“L’albero della vergogna” di Ramiro Pinilla: i silenzi della guerra e la paura per l’incerto futuro
“La bambina piange già da un po’. Un momento fa, il bambino non piangeva. Perché no? No, non avrà più di dieci anni, solo tre più della sorella. Per verificare se è scoppiato in lacrime anche lui, lo guardo un’altra volta. Continua a non piangere. E di nuovo non riesco a sfuggire a quegli occhi. Perché un moccioso di dieci anni ha quegli occhi freddi che non piangono per quello che sta succedendo qui?”

Spagna. Franco è al potere e i falangisti terrorizzano la popolazione.
In un piccolo paesino dei Paesi Baschi le cose non sono differenti e gli uomini sono meno: chi perché partito e morto in guerra, chi perché portato via dalla propria casa e fucilato fra le grida dei familiari.
Rogelio Cerón è tra coloro che ammazzano i repubblicani e quando a morire è il maestro del paese deve fare i conti con gli occhi del figlio di dieci anni.
Occhi senza lacrime che non smettono di fissarlo neppure la notte, occhi che promettono vendetta. Rogelio non sarà più lo stesso, il timore che quegli occhi portino a compimento quanto promesso lo portano davanti ad un albero di fico conducendo una vita da eremita.
Ma perché sta sempre lì? E cosa c’è sotto quel fico?
In tanti se lo chiedono, in tanti resteranno senza risposte ma altri, Rogelio per primo e il bambino, ne comprenderanno il reale e profondo significato.
“L’albero della vergogna” (Fazi Editore, febbraio 2020, traduzione di Raul Schenardi) è la voce dolorosa di una Spagna martoriata dalla guerra, una storia che ne racconta tante, una confessione a cuore aperto difficile da scordare.
Ramiro Pinilla, autore di questo romanzo, considerato uno dei migliori narratori in lingua spagnola del Novecento, paragonato a Faulkner e García Márquez è tornato alla ribalta ormai ottantenne dopo che il suo lavoro venne consigliato all’editore spagnolo Tusquets da Fernando Aramburu divenendo subito un caso letterario.

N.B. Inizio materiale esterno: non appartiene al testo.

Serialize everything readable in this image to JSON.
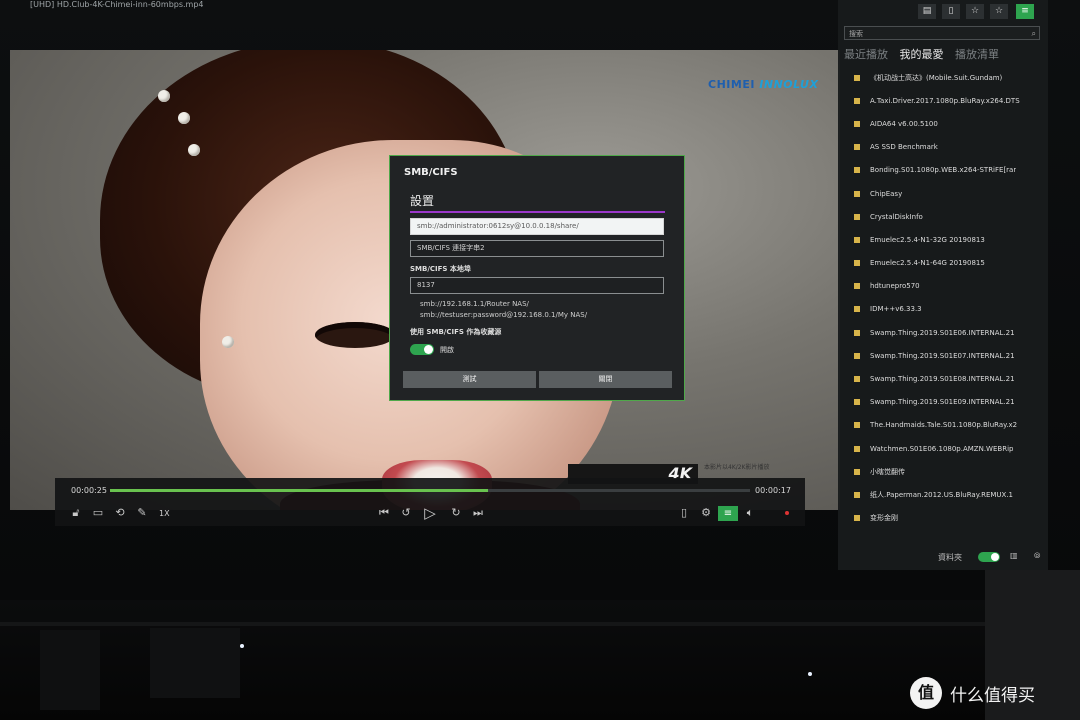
{
  "window": {
    "file_title": "[UHD] HD.Club-4K-Chimei-inn-60mbps.mp4"
  },
  "video": {
    "watermark_part1": "CHIMEI ",
    "watermark_part2": "INNOLUX",
    "badge": "4K",
    "badge_caption": "本影片以4K/2K影片播放"
  },
  "player": {
    "time_elapsed": "00:00:25",
    "time_remaining": "00:00:17",
    "progress": 0.59,
    "speed": "1X",
    "icons_left": [
      "lock-icon",
      "subtitle-icon",
      "loop-icon",
      "pen-icon"
    ],
    "icons_center": [
      "prev-icon",
      "rewind-10-icon",
      "play-icon",
      "forward-30-icon",
      "next-icon"
    ],
    "icons_right": [
      "file-icon",
      "settings-icon",
      "playlist-icon",
      "volume-icon"
    ]
  },
  "playlist_panel": {
    "search_placeholder": "搜索",
    "tabs": [
      {
        "label": "最近播放",
        "active": false
      },
      {
        "label": "我的最愛",
        "active": true
      },
      {
        "label": "播放清單",
        "active": false
      }
    ],
    "items": [
      "《机动战士高达》(Mobile.Suit.Gundam)",
      "A.Taxi.Driver.2017.1080p.BluRay.x264.DTS",
      "AIDA64 v6.00.5100",
      "AS SSD Benchmark",
      "Bonding.S01.1080p.WEB.x264-STRiFE[rar",
      "ChipEasy",
      "CrystalDiskInfo",
      "Emuelec2.5.4-N1-32G 20190813",
      "Emuelec2.5.4-N1-64G 20190815",
      "hdtunepro570",
      "IDM++v6.33.3",
      "Swamp.Thing.2019.S01E06.INTERNAL.21",
      "Swamp.Thing.2019.S01E07.INTERNAL.21",
      "Swamp.Thing.2019.S01E08.INTERNAL.21",
      "Swamp.Thing.2019.S01E09.INTERNAL.21",
      "The.Handmaids.Tale.S01.1080p.BluRay.x2",
      "Watchmen.S01E06.1080p.AMZN.WEBRip",
      "小瞎觉翻传",
      "纸人.Paperman.2012.US.BluRay.REMUX.1",
      "变形金刚"
    ],
    "bottom_label": "資料夾",
    "bottom_toggle_on": true
  },
  "dialog": {
    "title": "SMB/CIFS",
    "section": "設置",
    "url_value": "smb://administrator:0612sy@10.0.0.18/share/",
    "name_value": "SMB/CIFS 連接字串2",
    "local_label": "SMB/CIFS 本地埠",
    "port_value": "8137",
    "example1": "smb://192.168.1.1/Router NAS/",
    "example2": "smb://testuser:password@192.168.0.1/My NAS/",
    "favorite_label": "使用 SMB/CIFS 作為收藏源",
    "toggle_label": "開啟",
    "toggle_on": true,
    "test_button": "測試",
    "close_button": "關閉"
  },
  "footer": {
    "logo_text": "值",
    "brand_text": "什么值得买"
  },
  "colors": {
    "accent_green": "#2ea44f",
    "progress_green": "#69c24f",
    "dialog_border": "#4fa84a",
    "dialog_underline": "#9b37c9",
    "folder_yellow": "#d7b44a"
  }
}
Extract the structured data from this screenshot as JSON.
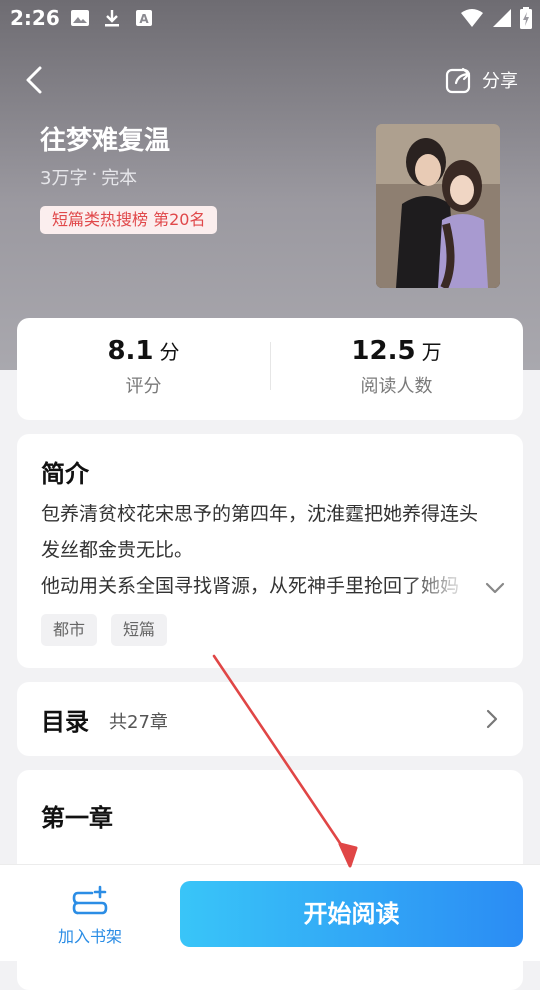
{
  "status_bar": {
    "time": "2:26"
  },
  "header": {
    "share_label": "分享"
  },
  "book": {
    "title": "往梦难复温",
    "word_count": "3万字",
    "separator": "·",
    "status": "完本",
    "rank_badge": "短篇类热搜榜  第20名"
  },
  "stats": [
    {
      "value": "8.1",
      "unit": "分",
      "label": "评分"
    },
    {
      "value": "12.5",
      "unit": "万",
      "label": "阅读人数"
    }
  ],
  "intro": {
    "heading": "简介",
    "lines": [
      "包养清贫校花宋思予的第四年，沈淮霆把她养得连头",
      "发丝都金贵无比。",
      "他动用关系全国寻找肾源，从死神手里抢回了她妈"
    ],
    "tags": [
      "都市",
      "短篇"
    ]
  },
  "toc": {
    "heading": "目录",
    "count": "共27章"
  },
  "chapter": {
    "heading": "第一章"
  },
  "bottom": {
    "shelf_label": "加入书架",
    "read_label": "开始阅读"
  },
  "colors": {
    "accent": "#2b8de5",
    "badge_text": "#e0484a",
    "arrow": "#e04646"
  },
  "icons": [
    "image-icon",
    "download-icon",
    "font-icon",
    "wifi-icon",
    "signal-icon",
    "battery-icon",
    "back-arrow-icon",
    "share-icon",
    "chevron-down-icon",
    "chevron-right-icon",
    "bookshelf-icon"
  ]
}
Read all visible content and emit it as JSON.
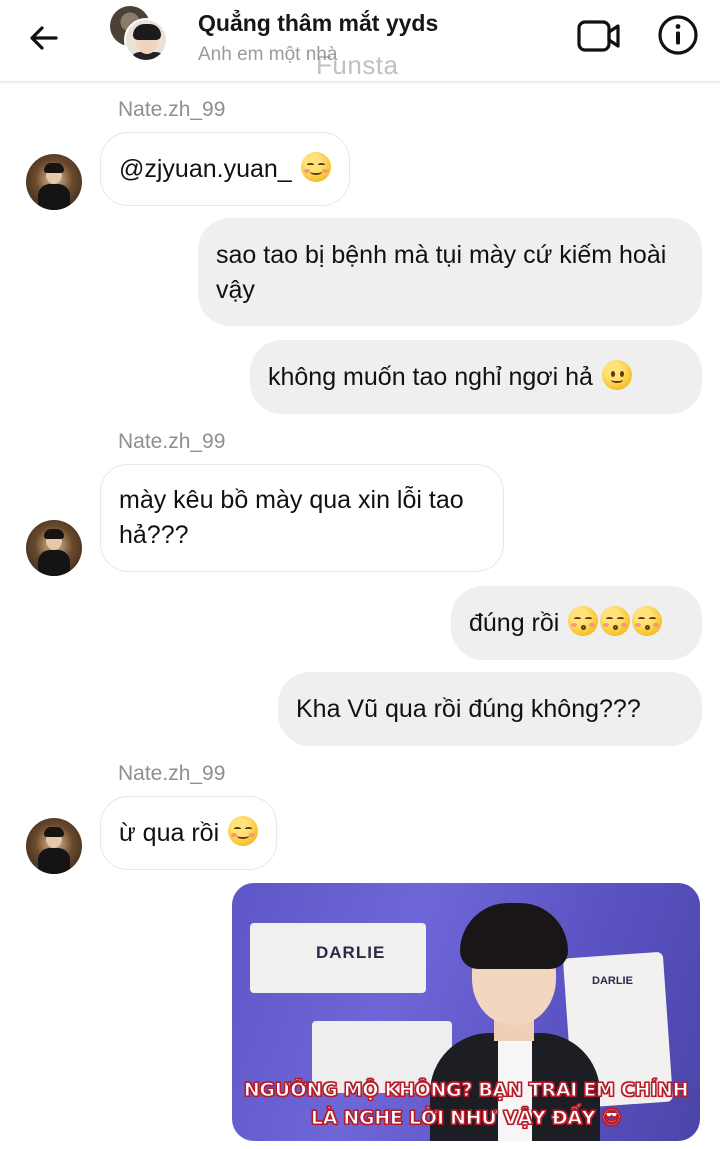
{
  "header": {
    "title": "Quẳng thâm mắt yyds",
    "subtitle": "Anh em một nhà",
    "watermark": "Funsta"
  },
  "messages": [
    {
      "sender": "Nate.zh_99",
      "text": "@zjyuan.yuan_",
      "emoji": "smiling-face"
    },
    {
      "text": "sao tao bị bệnh mà tụi mày cứ kiếm hoài vậy"
    },
    {
      "text": "không muốn tao nghỉ ngơi hả",
      "emoji": "slightly-smiling-face"
    },
    {
      "sender": "Nate.zh_99",
      "text": "mày kêu bồ mày qua xin lỗi tao hả???"
    },
    {
      "text": "đúng rồi",
      "emoji": "kissing-face x3"
    },
    {
      "text": "Kha Vũ qua rồi đúng không???"
    },
    {
      "sender": "Nate.zh_99",
      "text": "ừ qua rồi",
      "emoji": "smiling-face"
    }
  ],
  "photo": {
    "brand": "DARLIE",
    "brand_small": "DARLIE",
    "caption_line1": "NGƯỠNG MỘ KHÔNG? BẠN TRAI EM CHÍNH",
    "caption_line2": "LÀ NGHE LỜI NHƯ VẬY ĐẤY 😎"
  }
}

“L’albero della vergogna” è pregno di quel dolore che portano sempre con loro le guerre, ci racconta di persone spezzate a causa della perdita di propri cari, di luoghi dimenticati e di corpi che non ricevettero mai una degna sepoltura.
È anche il racconto di un uomo e di un bambino: il primo coinvolto in faccende che crede lo rendano uomo ma che nemmeno lui comprende; l’altro obbligato a crescere anzitempo a causa di un padre e di un fratello portati via di casa senza alcun preavviso.
Ad accomunare i due il silenzio molto più rumoroso di tante parole che sarebbero state inutili.
“Con il bambino ci scambiavamo i pensieri più reconditi. Chi o che cosa ha compiuto un simile miracolo? Le parole, la loro assenza. Dovrò ammettere che le parole sporcano. Qualcuno potrebbe cercare di idealizzare il nostro rapporto paragonandolo alla purezza e alla semplicità con cui comunicano tutte le altre specie animali… ma fra me e il bambino non ci sono stati gesti, grugniti né niente del genere! Come potrei arrischiarmi a mettere fine a una cosa tanto speciale?”

Un romanzo unico non tanto per la storia che racconta quando per il modo e lo stile con cui lo fa.
Tutto si svolge davanti ad un albero ma in nessun momento risulta pesante o si sente la voglia di abbandonare la lettura, anzi. Si attende che qualcosa accada, che qualcuno parli, che qualcuno ci metta a conoscenza del finale che purtroppo arriva con forza, coraggio e crudeltà.
È molto più semplice nascondere che affrontare la realtà e quando qualcuno ci prova in pochi si rendono conto di cosa realmente accade nel presente ed è accaduto in un passato non così remoto e purtroppo ancora molto attuale.